Target's credit card portfolio is "continuing to improve and I think their conclusion is that waiting for later this year is likely to benefit the portfolio valuation," Costa says. "They could sell the portfolio right now if they wanted to. I think they're delaying this because they've got an appreciating asset."

The retailer said in November that the quarterly charge-off rate on loans deemed uncollectible plunged to 5.7%, from 10.9% a year earlier. Its loan-loss reserves fell 63.6% to $40 million from $110 million a year earlier.

"Losses are getting better for that sort of credit card receivable. But Target's business is not as robust as before the recession and so they want to maximize their return before making a portfolio flip," says credit card industry veteran Steve Kietz, an executive vice president at edo Interactive Inc.

He has a relatively rosy outlook for Target's future prospects, especially once Target untangles the credit card assets from JPMorgan Chase.

"My interpretation is that it was a combination of market conditions and the contracts that they had with Chase. They thought better of rushing the deal," Kietz says.

He points to a resurgence of interest in retailer credit card operations from large banks, including Capital One and Citigroup, which in October recommitted to that business after struggling to find a buyer for its store-card unit.

"There are players, large top five players, that are getting more aggressively into the private label [card business]," Kietz says, adding that the decision to delay its sales process "gives Target a chance to get their infrastructure ready to take on such a large partner."

There also might be less pressure within the company for a sale than a few years ago, when investors questioned why the discount-chic retailer insisted on holding onto a financial services unit that was relatively unrelated to its main business.

"Part of the driver behind this sale originally was the notion that equity investors and Target didn't necessarily want Target's balance sheet being tied up in the card business," says Auriemma's Costa.

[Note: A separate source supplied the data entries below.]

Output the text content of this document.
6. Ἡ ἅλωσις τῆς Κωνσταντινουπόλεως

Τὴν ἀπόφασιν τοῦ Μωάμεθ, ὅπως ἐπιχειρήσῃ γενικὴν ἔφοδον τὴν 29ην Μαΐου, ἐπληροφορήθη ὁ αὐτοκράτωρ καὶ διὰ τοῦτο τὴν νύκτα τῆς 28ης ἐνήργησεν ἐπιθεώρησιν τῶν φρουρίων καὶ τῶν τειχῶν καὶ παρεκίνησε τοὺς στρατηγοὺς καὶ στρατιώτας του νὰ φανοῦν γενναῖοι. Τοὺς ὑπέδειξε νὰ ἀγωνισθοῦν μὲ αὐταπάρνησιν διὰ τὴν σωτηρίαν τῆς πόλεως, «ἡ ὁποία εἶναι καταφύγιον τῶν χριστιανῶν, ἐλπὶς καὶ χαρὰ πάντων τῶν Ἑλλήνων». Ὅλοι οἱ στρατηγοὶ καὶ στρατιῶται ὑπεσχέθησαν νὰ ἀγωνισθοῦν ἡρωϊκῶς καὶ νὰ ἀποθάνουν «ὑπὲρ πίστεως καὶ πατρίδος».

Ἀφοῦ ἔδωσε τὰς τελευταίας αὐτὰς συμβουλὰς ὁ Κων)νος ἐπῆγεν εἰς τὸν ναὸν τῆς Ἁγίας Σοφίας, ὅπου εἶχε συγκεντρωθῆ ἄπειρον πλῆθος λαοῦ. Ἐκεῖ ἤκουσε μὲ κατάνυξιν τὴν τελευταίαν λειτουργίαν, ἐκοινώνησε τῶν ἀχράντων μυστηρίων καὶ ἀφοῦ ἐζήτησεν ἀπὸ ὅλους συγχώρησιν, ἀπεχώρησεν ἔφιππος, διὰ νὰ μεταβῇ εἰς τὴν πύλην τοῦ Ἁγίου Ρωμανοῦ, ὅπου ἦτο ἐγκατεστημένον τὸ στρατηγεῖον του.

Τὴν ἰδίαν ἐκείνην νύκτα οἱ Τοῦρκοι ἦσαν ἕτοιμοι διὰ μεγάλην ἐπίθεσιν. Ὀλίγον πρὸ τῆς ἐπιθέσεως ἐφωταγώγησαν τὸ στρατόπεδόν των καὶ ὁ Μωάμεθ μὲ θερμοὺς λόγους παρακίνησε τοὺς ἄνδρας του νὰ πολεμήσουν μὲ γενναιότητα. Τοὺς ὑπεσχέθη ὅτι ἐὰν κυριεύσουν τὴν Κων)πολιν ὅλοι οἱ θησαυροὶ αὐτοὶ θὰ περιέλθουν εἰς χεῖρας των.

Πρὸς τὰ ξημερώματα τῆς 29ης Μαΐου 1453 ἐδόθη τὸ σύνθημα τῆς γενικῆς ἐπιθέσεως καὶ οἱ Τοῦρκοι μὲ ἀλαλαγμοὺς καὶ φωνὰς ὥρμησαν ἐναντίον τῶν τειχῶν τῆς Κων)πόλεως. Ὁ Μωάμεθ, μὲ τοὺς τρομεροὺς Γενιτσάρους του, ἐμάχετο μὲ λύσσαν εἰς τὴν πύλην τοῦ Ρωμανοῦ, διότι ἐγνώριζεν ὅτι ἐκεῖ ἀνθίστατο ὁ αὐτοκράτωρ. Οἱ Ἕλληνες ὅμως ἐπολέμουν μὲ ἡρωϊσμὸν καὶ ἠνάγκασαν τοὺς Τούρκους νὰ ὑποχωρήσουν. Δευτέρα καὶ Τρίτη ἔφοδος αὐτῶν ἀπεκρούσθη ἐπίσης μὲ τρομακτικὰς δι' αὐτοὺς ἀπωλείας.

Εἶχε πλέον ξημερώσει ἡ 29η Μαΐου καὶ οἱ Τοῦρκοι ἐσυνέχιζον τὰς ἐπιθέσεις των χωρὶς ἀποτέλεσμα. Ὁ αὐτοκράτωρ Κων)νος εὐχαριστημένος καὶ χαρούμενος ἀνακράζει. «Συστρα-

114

But as the metrics on the portfolio improve, there may be "a little less pressure in that direction," he says. "Target probably has more comfort in waiting."

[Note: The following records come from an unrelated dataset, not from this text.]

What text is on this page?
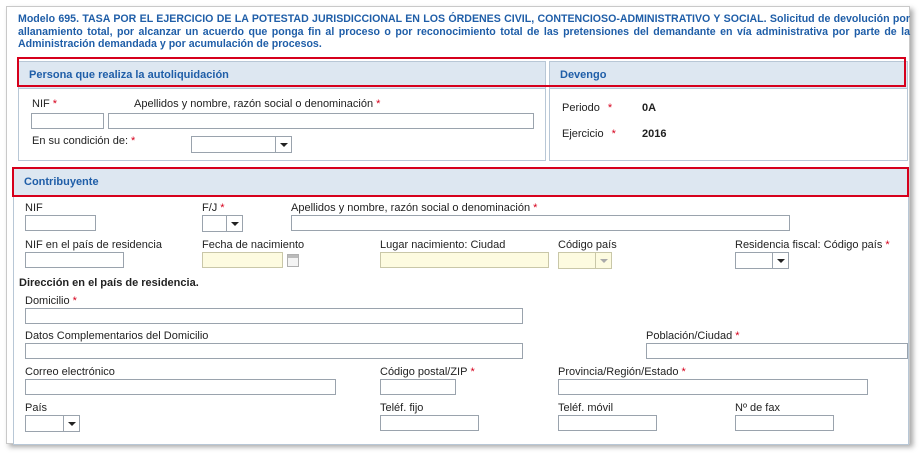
Modelo 695. TASA POR EL EJERCICIO DE LA POTESTAD JURISDICCIONAL EN LOS ÓRDENES CIVIL, CONTENCIOSO-ADMINISTRATIVO Y SOCIAL. Solicitud de devolución por allanamiento total, por alcanzar un acuerdo que ponga fin al proceso o por reconocimiento total de las pretensiones del demandante en vía administrativa por parte de la Administración demandada y por acumulación de procesos.
Persona que realiza la autoliquidación
NIF *	Apellidos y nombre, razón social o denominación *
En su condición de: *
Devengo
Periodo *	0A
Ejercicio * 2016
Contribuyente
NIF	F/J *	Apellidos y nombre, razón social o denominación *
NIF en el país de residencia	Fecha de nacimiento	Lugar nacimiento: Ciudad	Código país	Residencia fiscal: Código país *
Dirección en el país de residencia.
Domicilio *
Datos Complementarios del Domicilio	Población/Ciudad *
Correo electrónico	Código postal/ZIP *	Provincia/Región/Estado *
País	Teléf. fijo	Teléf. móvil	Nº de fax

Additional time could also potentially bring more buyers to the table — both for Target and for other prospective sellers.

"We've heard now from several institutions that are looking to become more active as acquirers," says Costa. "I think we are going to see more activity in the card space."

Part of that has to do with banks shoring up their own financials.

"There are going to be more buyers because capital is being replenished [and] loan losses are being reduced," says Bob Hammer, founder and chief executive of card industry advisory R.K. Hammer in Thousand Oaks, CA.

He adds that some possible buyers have been tied up in other deals, but could return to the market.

"You have some bona fide buyers who have their hands full," says Hammer. "Buyers like Capital One ….They've got their hands full [finalizing the deal with HSBC] but who's to say they wouldn't be an interested party in the long run."

JPMorgan Chase had agreed to finance the Target receivables until late 2013, but in 2011 the bank gave the retailer "an option to retire this financing" that expires at the end of this month, according to the press release Wednesday. JPMorgan Chase declined to comment.

Now Target will pay JPMorgan Chase roughly $2.8 billion to retire the financing, along with a so-called "make-whole premium" which the retailer estimates will reduce fourth quarter 2011 earnings per share by 8 cents.

The make-whole premium can be thought of as a prepayment of interest expenses that the retailer would have paid to JPMorgan Chase, says Target spokesman Eric Hausman.

The retailer helped finance its payoff by issuing $2.5 billion in bonds just last week.

"We raised debt and we're paying off other debt and the figures are relatively close," Hausman says.

Target expects to make up some of that 8 cents per share through lower expected interest expenses over the next two years, according to the press release.

— Maria Aspan contributed reporting.